Spotykają się dwaj księża:
- Fajne masz buty, zamszowe?
- Nie za swoje.
I jeszcze mądrości ojca dyrektora:
Ludzie pokazują palcami, jakim ja samochodem jeżdżę. Że mercedesem klasy S. A niby czym mam jezdzić? Na krowie mam jezdzić? Głupoty takie gadają... mogę na krowie, ale gdzie ja bym tę krowę trzymał w Radiu Maryja?
Całe szczęście nie ma to żadnego wpływu na świetną akcję Szlachetnej Paczki. Ale co ona ma do "prawicy"? Nie wspieram tacy kościelnej, więc w sumie mało mnie to interesuje, ale trzeba przyznać, że ks. Stryczek nie mówi o swoich samochodach.
Tutaj świetny wywiad księdza m.in. o negatywnym podejściu do bogactwa w Polsce i o mądrym pomaganiu:
http://weszlo.com/2017/09/08/absurd-ze-mozna-pomagac-serca-pomagajac-musisz-miec-miesnie-rozum/
Ano to, że Szlachetna jest od pewnego czasu przeciwstawiana lewackiej ateistycznej Orkiestrze, zwłaszcza odkąd mocno promuje się w telewizji.

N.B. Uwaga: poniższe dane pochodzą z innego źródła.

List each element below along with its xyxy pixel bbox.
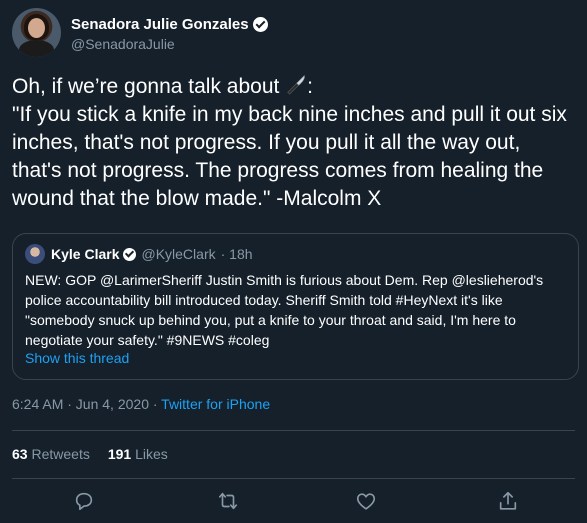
like-button[interactable] xyxy=(355,490,379,514)
quoted-time: · 18h xyxy=(220,246,253,262)
quoted-tweet[interactable]: Kyle Clark @KyleClark · 18h NEW: GOP @La… xyxy=(12,233,579,380)
tweet-text: Oh, if we’re gonna talk about : "If you … xyxy=(12,73,572,213)
retweet-button[interactable] xyxy=(217,490,241,514)
reply-button[interactable] xyxy=(73,490,97,514)
quoted-avatar xyxy=(25,244,45,264)
avatar[interactable] xyxy=(12,8,61,57)
verified-badge-icon xyxy=(252,16,268,32)
divider xyxy=(12,478,575,479)
likes-stat[interactable]: 191 Likes xyxy=(108,446,168,462)
tweet-timestamp: 6:24 AM · Jun 4, 2020 · Twitter for iPho… xyxy=(12,396,270,412)
avatar-shirt xyxy=(19,40,54,57)
tweet-stats: 63 Retweets 191 Likes xyxy=(12,446,168,462)
likes-count: 191 xyxy=(107,446,132,462)
quoted-tweet-header: Kyle Clark @KyleClark · 18h xyxy=(25,244,253,264)
retweets-label: Retweets xyxy=(31,446,90,462)
divider xyxy=(12,430,575,431)
likes-label: Likes xyxy=(135,446,168,462)
quoted-tweet-text: NEW: GOP @LarimerSheriff Justin Smith is… xyxy=(25,272,544,348)
retweets-count: 63 xyxy=(12,446,28,462)
retweet-icon xyxy=(218,492,238,510)
tweet-actions xyxy=(0,490,587,516)
quoted-display-name: Kyle Clark xyxy=(51,246,120,262)
author-display-name[interactable]: Senadora Julie Gonzales xyxy=(71,14,268,34)
retweets-stat[interactable]: 63 Retweets xyxy=(12,446,90,462)
quoted-verified-badge-icon xyxy=(123,247,137,261)
show-thread-link[interactable]: Show this thread xyxy=(25,350,129,366)
tweet-source-link[interactable]: Twitter for iPhone xyxy=(161,396,270,412)
author-names: Senadora Julie Gonzales @SenadoraJulie xyxy=(71,14,268,52)
reply-icon xyxy=(75,492,93,511)
author-display-name-text[interactable]: Senadora Julie Gonzales xyxy=(71,16,249,33)
like-icon xyxy=(356,493,376,510)
tweet: Senadora Julie Gonzales @SenadoraJulie O… xyxy=(0,0,587,523)
tweet-text-start: Oh, if we’re gonna talk about xyxy=(12,75,286,98)
kitchen-knife-emoji-icon xyxy=(287,75,305,95)
share-button[interactable] xyxy=(497,490,521,514)
quoted-handle: @KyleClark xyxy=(141,246,216,262)
timestamp-text[interactable]: 6:24 AM · Jun 4, 2020 · xyxy=(12,396,161,412)
share-icon xyxy=(499,491,517,510)
tweet-header: Senadora Julie Gonzales @SenadoraJulie xyxy=(12,8,268,57)
author-handle[interactable]: @SenadoraJulie xyxy=(71,36,268,52)
avatar-face xyxy=(28,18,45,38)
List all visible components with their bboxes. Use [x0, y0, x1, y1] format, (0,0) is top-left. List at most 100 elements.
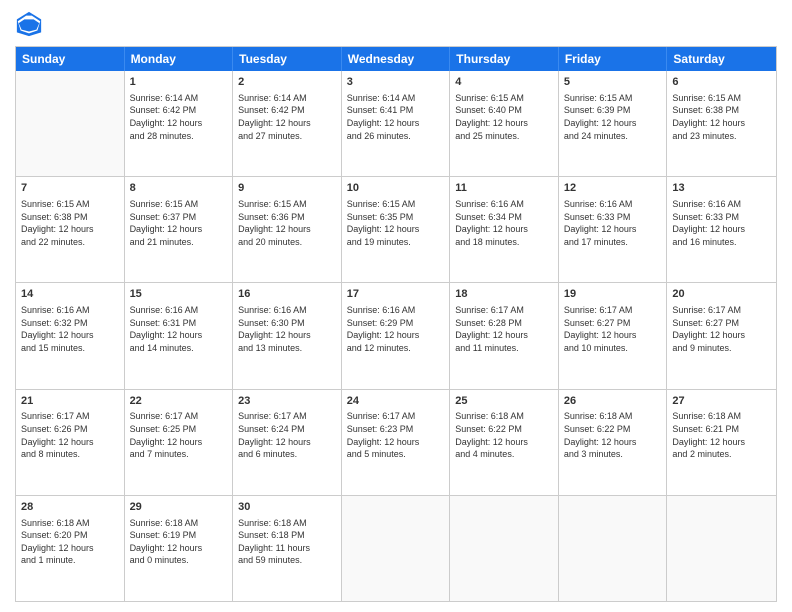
- day-info: Sunrise: 6:18 AM Sunset: 6:21 PM Dayligh…: [672, 410, 771, 460]
- day-number: 19: [564, 287, 662, 302]
- day-info: Sunrise: 6:16 AM Sunset: 6:29 PM Dayligh…: [347, 304, 445, 354]
- cal-cell: 20 Sunrise: 6:17 AM Sunset: 6:27 PM Dayli…: [667, 283, 776, 388]
- cal-cell: 7Sunrise: 6:15 AM Sunset: 6:38 PM Daylig…: [16, 177, 125, 282]
- day-number: 27: [672, 394, 771, 409]
- day-info: Sunrise: 6:16 AM Sunset: 6:34 PM Dayligh…: [455, 198, 553, 248]
- cal-cell: 26Sunrise: 6:18 AM Sunset: 6:22 PM Dayli…: [559, 390, 668, 495]
- day-number: 26: [564, 394, 662, 409]
- cal-cell: 24Sunrise: 6:17 AM Sunset: 6:23 PM Dayli…: [342, 390, 451, 495]
- cal-cell: 8 Sunrise: 6:15 AM Sunset: 6:37 PM Daylig…: [125, 177, 234, 282]
- day-info: Sunrise: 6:17 AM Sunset: 6:25 PM Dayligh…: [130, 410, 228, 460]
- day-number: 21: [21, 394, 119, 409]
- cal-cell: [450, 496, 559, 601]
- cal-week-row: 1 Sunrise: 6:14 AM Sunset: 6:42 PM Daylig…: [16, 71, 776, 177]
- day-info: Sunrise: 6:17 AM Sunset: 6:27 PM Dayligh…: [564, 304, 662, 354]
- day-info: Sunrise: 6:16 AM Sunset: 6:31 PM Dayligh…: [130, 304, 228, 354]
- cal-cell: [559, 496, 668, 601]
- day-info: Sunrise: 6:17 AM Sunset: 6:27 PM Dayligh…: [672, 304, 771, 354]
- cal-header-day: Saturday: [667, 47, 776, 71]
- cal-cell: 15 Sunrise: 6:16 AM Sunset: 6:31 PM Dayli…: [125, 283, 234, 388]
- day-number: 5: [564, 75, 662, 90]
- cal-cell: 22Sunrise: 6:17 AM Sunset: 6:25 PM Dayli…: [125, 390, 234, 495]
- day-number: 30: [238, 500, 336, 515]
- cal-week-row: 21Sunrise: 6:17 AM Sunset: 6:26 PM Dayli…: [16, 390, 776, 496]
- cal-cell: 2 Sunrise: 6:14 AM Sunset: 6:42 PM Daylig…: [233, 71, 342, 176]
- day-info: Sunrise: 6:17 AM Sunset: 6:26 PM Dayligh…: [21, 410, 119, 460]
- day-info: Sunrise: 6:16 AM Sunset: 6:30 PM Dayligh…: [238, 304, 336, 354]
- day-info: Sunrise: 6:15 AM Sunset: 6:37 PM Dayligh…: [130, 198, 228, 248]
- day-number: 13: [672, 181, 771, 196]
- day-info: Sunrise: 6:17 AM Sunset: 6:24 PM Dayligh…: [238, 410, 336, 460]
- cal-header-day: Tuesday: [233, 47, 342, 71]
- day-info: Sunrise: 6:15 AM Sunset: 6:38 PM Dayligh…: [21, 198, 119, 248]
- day-number: 20: [672, 287, 771, 302]
- header: [15, 10, 777, 38]
- day-info: Sunrise: 6:15 AM Sunset: 6:38 PM Dayligh…: [672, 92, 771, 142]
- day-number: 23: [238, 394, 336, 409]
- calendar-body: 1 Sunrise: 6:14 AM Sunset: 6:42 PM Daylig…: [16, 71, 776, 601]
- day-number: 3: [347, 75, 445, 90]
- day-number: 10: [347, 181, 445, 196]
- cal-header-day: Friday: [559, 47, 668, 71]
- day-info: Sunrise: 6:18 AM Sunset: 6:19 PM Dayligh…: [130, 517, 228, 567]
- cal-cell: [16, 71, 125, 176]
- day-info: Sunrise: 6:18 AM Sunset: 6:18 PM Dayligh…: [238, 517, 336, 567]
- day-number: 22: [130, 394, 228, 409]
- day-info: Sunrise: 6:15 AM Sunset: 6:40 PM Dayligh…: [455, 92, 553, 142]
- day-info: Sunrise: 6:17 AM Sunset: 6:28 PM Dayligh…: [455, 304, 553, 354]
- day-info: Sunrise: 6:14 AM Sunset: 6:42 PM Dayligh…: [130, 92, 228, 142]
- cal-cell: 28 Sunrise: 6:18 AM Sunset: 6:20 PM Dayli…: [16, 496, 125, 601]
- day-info: Sunrise: 6:14 AM Sunset: 6:41 PM Dayligh…: [347, 92, 445, 142]
- cal-cell: 1 Sunrise: 6:14 AM Sunset: 6:42 PM Daylig…: [125, 71, 234, 176]
- cal-cell: 21Sunrise: 6:17 AM Sunset: 6:26 PM Dayli…: [16, 390, 125, 495]
- cal-cell: 27Sunrise: 6:18 AM Sunset: 6:21 PM Dayli…: [667, 390, 776, 495]
- day-number: 28: [21, 500, 119, 515]
- cal-week-row: 14 Sunrise: 6:16 AM Sunset: 6:32 PM Dayli…: [16, 283, 776, 389]
- cal-cell: 17 Sunrise: 6:16 AM Sunset: 6:29 PM Dayli…: [342, 283, 451, 388]
- calendar: SundayMondayTuesdayWednesdayThursdayFrid…: [15, 46, 777, 602]
- day-info: Sunrise: 6:15 AM Sunset: 6:36 PM Dayligh…: [238, 198, 336, 248]
- day-number: 8: [130, 181, 228, 196]
- cal-cell: 16 Sunrise: 6:16 AM Sunset: 6:30 PM Dayli…: [233, 283, 342, 388]
- day-number: 12: [564, 181, 662, 196]
- day-number: 25: [455, 394, 553, 409]
- day-info: Sunrise: 6:15 AM Sunset: 6:35 PM Dayligh…: [347, 198, 445, 248]
- cal-cell: 3 Sunrise: 6:14 AM Sunset: 6:41 PM Daylig…: [342, 71, 451, 176]
- cal-header-day: Thursday: [450, 47, 559, 71]
- day-number: 15: [130, 287, 228, 302]
- cal-cell: 13Sunrise: 6:16 AM Sunset: 6:33 PM Dayli…: [667, 177, 776, 282]
- cal-cell: 6 Sunrise: 6:15 AM Sunset: 6:38 PM Daylig…: [667, 71, 776, 176]
- cal-cell: 25Sunrise: 6:18 AM Sunset: 6:22 PM Dayli…: [450, 390, 559, 495]
- day-number: 18: [455, 287, 553, 302]
- page: SundayMondayTuesdayWednesdayThursdayFrid…: [0, 0, 792, 612]
- logo-icon: [15, 10, 43, 38]
- cal-cell: [667, 496, 776, 601]
- cal-cell: 10 Sunrise: 6:15 AM Sunset: 6:35 PM Dayli…: [342, 177, 451, 282]
- day-number: 2: [238, 75, 336, 90]
- day-info: Sunrise: 6:16 AM Sunset: 6:32 PM Dayligh…: [21, 304, 119, 354]
- day-number: 6: [672, 75, 771, 90]
- logo: [15, 10, 47, 38]
- day-info: Sunrise: 6:18 AM Sunset: 6:20 PM Dayligh…: [21, 517, 119, 567]
- cal-cell: 19 Sunrise: 6:17 AM Sunset: 6:27 PM Dayli…: [559, 283, 668, 388]
- cal-header-day: Sunday: [16, 47, 125, 71]
- day-number: 11: [455, 181, 553, 196]
- day-number: 14: [21, 287, 119, 302]
- cal-cell: 9 Sunrise: 6:15 AM Sunset: 6:36 PM Daylig…: [233, 177, 342, 282]
- cal-week-row: 28 Sunrise: 6:18 AM Sunset: 6:20 PM Dayli…: [16, 496, 776, 601]
- day-info: Sunrise: 6:14 AM Sunset: 6:42 PM Dayligh…: [238, 92, 336, 142]
- cal-cell: 14 Sunrise: 6:16 AM Sunset: 6:32 PM Dayli…: [16, 283, 125, 388]
- calendar-header: SundayMondayTuesdayWednesdayThursdayFrid…: [16, 47, 776, 71]
- cal-cell: 11 Sunrise: 6:16 AM Sunset: 6:34 PM Dayli…: [450, 177, 559, 282]
- day-number: 1: [130, 75, 228, 90]
- day-info: Sunrise: 6:15 AM Sunset: 6:39 PM Dayligh…: [564, 92, 662, 142]
- cal-cell: 5 Sunrise: 6:15 AM Sunset: 6:39 PM Daylig…: [559, 71, 668, 176]
- cal-cell: 18 Sunrise: 6:17 AM Sunset: 6:28 PM Dayli…: [450, 283, 559, 388]
- cal-cell: 29Sunrise: 6:18 AM Sunset: 6:19 PM Dayli…: [125, 496, 234, 601]
- day-number: 4: [455, 75, 553, 90]
- day-number: 9: [238, 181, 336, 196]
- day-number: 16: [238, 287, 336, 302]
- day-number: 17: [347, 287, 445, 302]
- day-number: 24: [347, 394, 445, 409]
- cal-cell: 23Sunrise: 6:17 AM Sunset: 6:24 PM Dayli…: [233, 390, 342, 495]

W dobie 500+ idea szlachetnej paczki nie ma już sensu. Bo nie ma już biednych, nieubranych, zagłodzonych dzieci. PiS wszystko naprawił i dał nam Bogactwo. Zatem podejrzewam, że dary idą co najwyżej na samochody dla pana księdza.
Jakoś nie mam problemu z majątkami księży. Jak owce dają się golić, to same sobie winne.
Mam natomiast problem z tym, że pasterze wyciągają też rączki w stronę publicznego dobra i po tych łapach dostają zdecydowanie za rzadko.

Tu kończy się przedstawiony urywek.